Cübbenin nasıl ve nerede taşınması gerektiğine ilişkin üç beş ayda bir yapılan, kutsallık ile kilolarca ve litrelerce meslek onurunun dolup dolup taştığı, sel olup aktığı paylaşımlardan birini daha gördüm ve bu beni derin düşüncelere gark etti. Derin dediysem de yüzme bilmediğimden ancak boyun hizası kadar.

Millet cübbeyi elde, belde, omuzda, kolda, yolda, bilumum toplu taşıma vasıtaları ile ören ve tören yerlerinde açıkta taşıyormuş. Rahatsızlık muhtelif; cübbeyi elde taşımanın ayıplandığı kadar, açıktan reklam kokan hareketler içermesi dolayısıyla da eleştirenler var. Öte yandan cübbeyi dilsiz uşağa asıp karşısında, sabah, öğle, akşam ceketimizi ilikleyerek hafifçe belden bükülmek suretiyle, reverans yapmadığınız için eleştiri yönelten ve cübbe tapınağı şövalyeleri diyebileceğimiz aşmış masonik bir yapılanma da var. Genel olarak, Kutsal Cübbe Hareketi Bileşenleri olarak adlandırdığım bu kitle, farklı seviye ve tonlarda olsa da cübbenin kutsallığı ve kesinlikle çanta içerisinde katlanarak taşınması gerektiği konusunda hemfikirler.

Bu gruptaki arkadaşlara hep diyorum ki; avukatı avukat yapan cübbe değildir. Avukatlık cübbesi kullanımı ihtiyari olmalıdır, sadece genel kurul, yemin töreni, basın açıklaması, gösteri yürüyüşü yapılan vs. günlerde törensel olarak zorunlu tutulabilir. Böylece baro odasında cübbe ararken duruşma kaçırma, metrobüste kolunda cübbe taşıma, gece 23'te yapılan sorguda hakimden cübbeniz niye yok avukat bey/hanım sözleri duyma, adliye tuvaletlerinden cübbe toplama, plaj donunun üstünü örtmek için kullanma, cübbe üzerinden mesleki duyarlılık gösterme gibi tüm saçmalıklar sona erecektir.
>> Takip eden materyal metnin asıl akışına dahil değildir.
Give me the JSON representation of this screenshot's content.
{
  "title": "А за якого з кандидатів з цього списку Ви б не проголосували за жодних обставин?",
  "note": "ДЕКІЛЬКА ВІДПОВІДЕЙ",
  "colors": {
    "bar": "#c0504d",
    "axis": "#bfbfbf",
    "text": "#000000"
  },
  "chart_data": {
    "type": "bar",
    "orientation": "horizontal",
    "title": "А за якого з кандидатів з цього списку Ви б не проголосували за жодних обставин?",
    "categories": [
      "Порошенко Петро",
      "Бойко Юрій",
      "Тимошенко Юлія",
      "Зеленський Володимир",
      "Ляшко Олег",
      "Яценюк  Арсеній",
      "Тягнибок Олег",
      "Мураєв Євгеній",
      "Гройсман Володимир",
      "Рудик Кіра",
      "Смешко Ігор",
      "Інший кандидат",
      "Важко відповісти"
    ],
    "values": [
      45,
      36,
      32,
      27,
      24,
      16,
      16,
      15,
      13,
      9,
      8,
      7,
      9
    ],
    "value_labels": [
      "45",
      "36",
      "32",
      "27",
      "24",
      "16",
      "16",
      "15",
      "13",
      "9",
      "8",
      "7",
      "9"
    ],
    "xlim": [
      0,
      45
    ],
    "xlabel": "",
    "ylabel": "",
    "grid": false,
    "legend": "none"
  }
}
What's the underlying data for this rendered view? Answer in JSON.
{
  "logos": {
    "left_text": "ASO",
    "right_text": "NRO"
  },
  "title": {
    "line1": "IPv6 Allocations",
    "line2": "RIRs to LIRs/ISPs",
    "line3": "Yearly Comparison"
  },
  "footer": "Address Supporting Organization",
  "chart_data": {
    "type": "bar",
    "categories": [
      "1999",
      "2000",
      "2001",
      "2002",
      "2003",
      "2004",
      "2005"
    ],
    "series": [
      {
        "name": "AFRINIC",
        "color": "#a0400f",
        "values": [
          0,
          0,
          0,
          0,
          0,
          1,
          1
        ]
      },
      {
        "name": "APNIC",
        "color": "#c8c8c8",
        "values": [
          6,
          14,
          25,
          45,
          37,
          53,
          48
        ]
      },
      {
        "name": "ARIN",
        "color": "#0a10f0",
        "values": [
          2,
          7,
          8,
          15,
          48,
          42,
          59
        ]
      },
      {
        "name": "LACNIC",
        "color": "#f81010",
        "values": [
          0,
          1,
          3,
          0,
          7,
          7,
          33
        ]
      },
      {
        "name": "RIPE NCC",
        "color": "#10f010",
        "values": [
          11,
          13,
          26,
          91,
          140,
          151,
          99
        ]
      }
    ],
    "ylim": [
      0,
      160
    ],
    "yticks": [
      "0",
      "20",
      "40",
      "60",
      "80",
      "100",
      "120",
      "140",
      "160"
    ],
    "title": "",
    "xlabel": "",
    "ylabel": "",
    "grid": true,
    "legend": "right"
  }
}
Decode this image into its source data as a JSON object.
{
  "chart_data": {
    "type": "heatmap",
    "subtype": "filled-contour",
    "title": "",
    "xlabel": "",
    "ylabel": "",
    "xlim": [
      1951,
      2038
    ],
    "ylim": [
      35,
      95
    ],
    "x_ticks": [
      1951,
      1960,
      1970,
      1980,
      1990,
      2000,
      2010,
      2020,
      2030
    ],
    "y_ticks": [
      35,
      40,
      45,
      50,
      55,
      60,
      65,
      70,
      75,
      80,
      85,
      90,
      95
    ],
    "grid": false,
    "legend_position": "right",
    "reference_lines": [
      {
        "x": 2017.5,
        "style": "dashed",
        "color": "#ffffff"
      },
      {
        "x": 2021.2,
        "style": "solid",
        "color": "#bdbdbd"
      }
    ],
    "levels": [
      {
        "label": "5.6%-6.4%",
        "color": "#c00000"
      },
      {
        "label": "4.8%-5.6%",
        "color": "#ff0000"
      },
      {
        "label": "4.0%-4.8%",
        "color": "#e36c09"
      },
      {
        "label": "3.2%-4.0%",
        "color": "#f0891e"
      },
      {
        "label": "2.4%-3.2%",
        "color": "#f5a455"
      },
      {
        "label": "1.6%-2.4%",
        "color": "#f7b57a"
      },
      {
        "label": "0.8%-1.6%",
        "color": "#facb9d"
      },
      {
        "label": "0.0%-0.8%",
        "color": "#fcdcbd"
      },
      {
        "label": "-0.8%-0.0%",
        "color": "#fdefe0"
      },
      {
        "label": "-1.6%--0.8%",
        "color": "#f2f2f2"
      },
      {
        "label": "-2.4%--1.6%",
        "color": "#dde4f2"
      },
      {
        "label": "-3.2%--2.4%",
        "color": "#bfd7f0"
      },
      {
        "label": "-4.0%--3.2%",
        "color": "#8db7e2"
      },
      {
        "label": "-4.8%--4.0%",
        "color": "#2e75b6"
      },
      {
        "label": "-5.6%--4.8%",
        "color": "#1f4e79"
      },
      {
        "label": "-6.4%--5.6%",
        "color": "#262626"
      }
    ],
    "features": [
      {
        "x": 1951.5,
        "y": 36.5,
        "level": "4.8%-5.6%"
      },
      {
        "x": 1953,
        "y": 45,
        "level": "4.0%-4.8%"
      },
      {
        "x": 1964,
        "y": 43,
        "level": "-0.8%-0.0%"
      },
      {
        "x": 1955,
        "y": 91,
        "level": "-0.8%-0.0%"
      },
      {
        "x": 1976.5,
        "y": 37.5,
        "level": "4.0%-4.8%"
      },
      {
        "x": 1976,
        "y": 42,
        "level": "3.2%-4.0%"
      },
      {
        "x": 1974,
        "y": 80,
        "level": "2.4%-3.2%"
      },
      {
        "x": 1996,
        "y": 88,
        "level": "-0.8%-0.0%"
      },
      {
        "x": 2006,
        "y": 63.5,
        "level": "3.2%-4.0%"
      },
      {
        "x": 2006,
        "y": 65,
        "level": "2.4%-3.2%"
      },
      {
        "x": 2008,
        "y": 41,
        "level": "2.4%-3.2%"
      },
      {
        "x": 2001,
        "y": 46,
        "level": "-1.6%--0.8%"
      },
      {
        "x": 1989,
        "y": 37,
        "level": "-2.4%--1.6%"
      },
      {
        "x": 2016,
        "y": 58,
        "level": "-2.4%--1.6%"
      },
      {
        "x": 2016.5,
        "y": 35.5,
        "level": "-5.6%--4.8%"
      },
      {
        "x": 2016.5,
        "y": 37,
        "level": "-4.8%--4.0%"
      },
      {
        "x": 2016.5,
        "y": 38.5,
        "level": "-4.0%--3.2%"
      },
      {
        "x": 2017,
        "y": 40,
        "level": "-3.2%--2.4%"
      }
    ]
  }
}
Meslek onuru cübbe giymekle, cübbeyi katlayıp çantaya koymakla korunmaz; vicdanımızı, adalet duygumuzu ve ahlakımızı soyunmayalım yeter diyoruz, amma cübbenin çantaya konulması gerektiğinden öteye gidemedik. Cübbe kutsalsa ve çantaya konulması gerekiyorsa çanta da kutsaldır. Çanta meslek onurumuzdur gardaşım.